In such an inflammatory ecosystem, writers have been at the receiving end of smear campaigns. In a concerted effort to stigmatise and rob them of legitimacy – they are labelled anti-national, andolan jeevi (those who subsist on revolution), foreign agents, and ‘presstitutes’. This name-calling is as much a blanket activity intended to reduce integrity and credibility as it is a targeted campaign to silence specific voices. Rabid IT cells aligned or employed with the ruling dispensation are also pressed into action to carry out propaganda on behalf of Israel and defend the genocide against the Palestinians, as well as rushing into action whenever conglomerates come under fire for corruption, corporate loot or land-grab. This creates an online landscape of intimidation where the fear of facing these threats and abuses counters the freedom to hold governments to account.
Nothing online remains online, there is a sad spillover into the real world. Online troll armies publish Excel sheets titled Anti-Hindu Media and dox everyone who has been remotely critical of the regime. Muslim, Dalit, Adivasi and Bahujan writers face great vulnerability. Throwing writers and journalists to the wolves through an incitement of the fringe forces dissenters to live with the constant fear of never knowing which deranged trigger-hungry fanatic might take the law into his own hands or at what point in time. When the threat is assassination, silence becomes a shield.
Some of us are battling on. There is no forgiving my peers who have turned rank careerists shamelessly carrying out the regime’s propaganda — every Hitler requires and recruits an army of Goebbelsian minions. Some of them strike a cunning balance making it impossible to call them out—they flirt with the most dangerous Islamophobic ideology, even as they lament India’s marginalised.
Publishers fawn over me during chance encounters at book festivals, but behind closed doors, bully their subordinates against bidding for my novel. Someone I have never met vetoed my name from being considered for a job, saying I was controversial. This is despite my academic qualifications and the fact that my work is on the syllabus of no less than two dozen universities; I am simply deemed unemployable for fear of offending the regime. When I am invited to college campuses for a public lecture, the local police force the principals to write a letter taking responsibility for anything I might say. There are many writers who face the same fate because they call out the injustices and atrocities of this regime. The fear and clampdown unleashed upon those who dissent makes everyone think twice before they engage. Such systematic ostracisation means that your alienation multiplies multifold.
When I was younger, I would have worn these rejections as badges of honour. Now, as a writer in her late 30s who has to pay the rent and bills and send two children to school, I think of the Tamil words vaaithula adikkuraanga (they are hitting at our stomachs). To make noise against fascism is in many ways to lose the opportunity to make a living. Where they cannot kill you, they will slowly starve you – of attention, of opportunity, of having your skin in the game.

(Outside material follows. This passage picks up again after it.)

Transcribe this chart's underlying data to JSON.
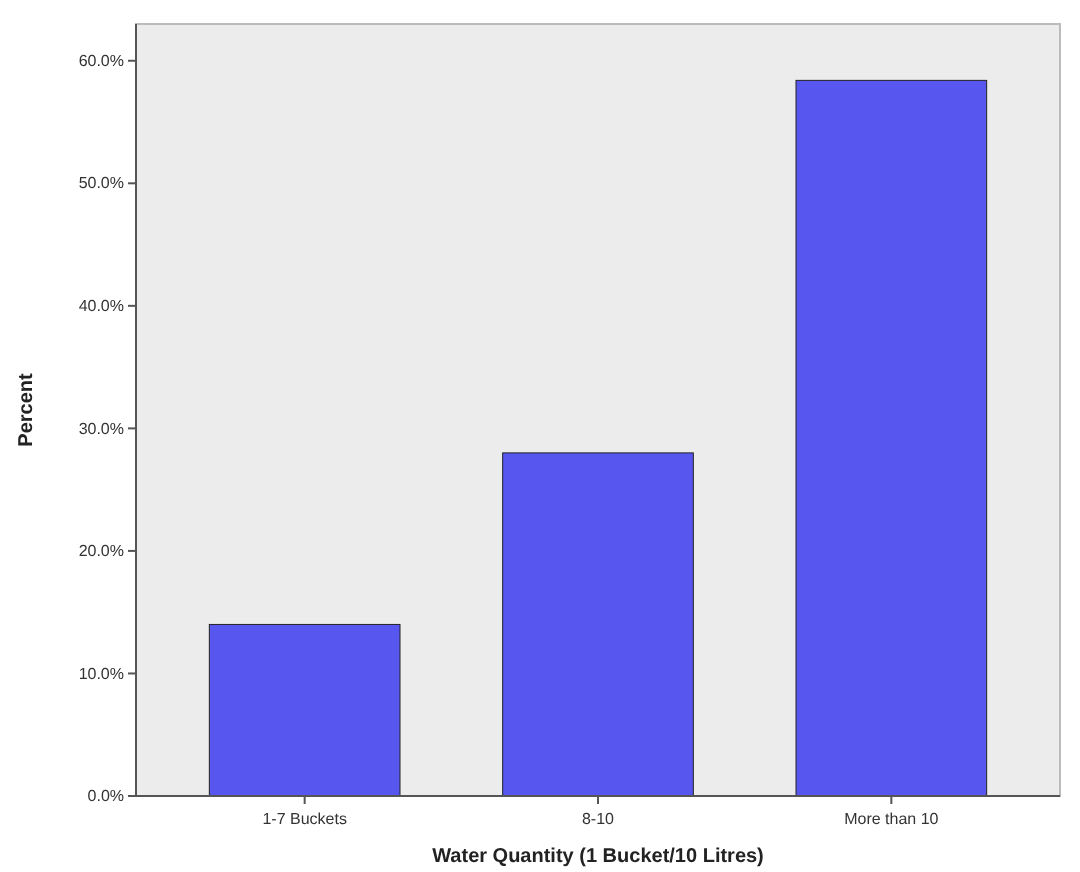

I moved back to India after nearly a decade of living in London. Four years later, after what I’ve faced firsthand in my homeland, I still don’t flinch when I write. Writing is a form of madness in that sense – it comes with a courage and defiance no logic can explain.
We are suffering from a silence of isolation, we are suffering from pessimism. And to that extent, I can understand the cowardice of some of my contemporaries. Things will change, however, because people will overthrow tyrannical fascist regimes. As writers, we have an urgent responsibility to play a vital role in forging that change.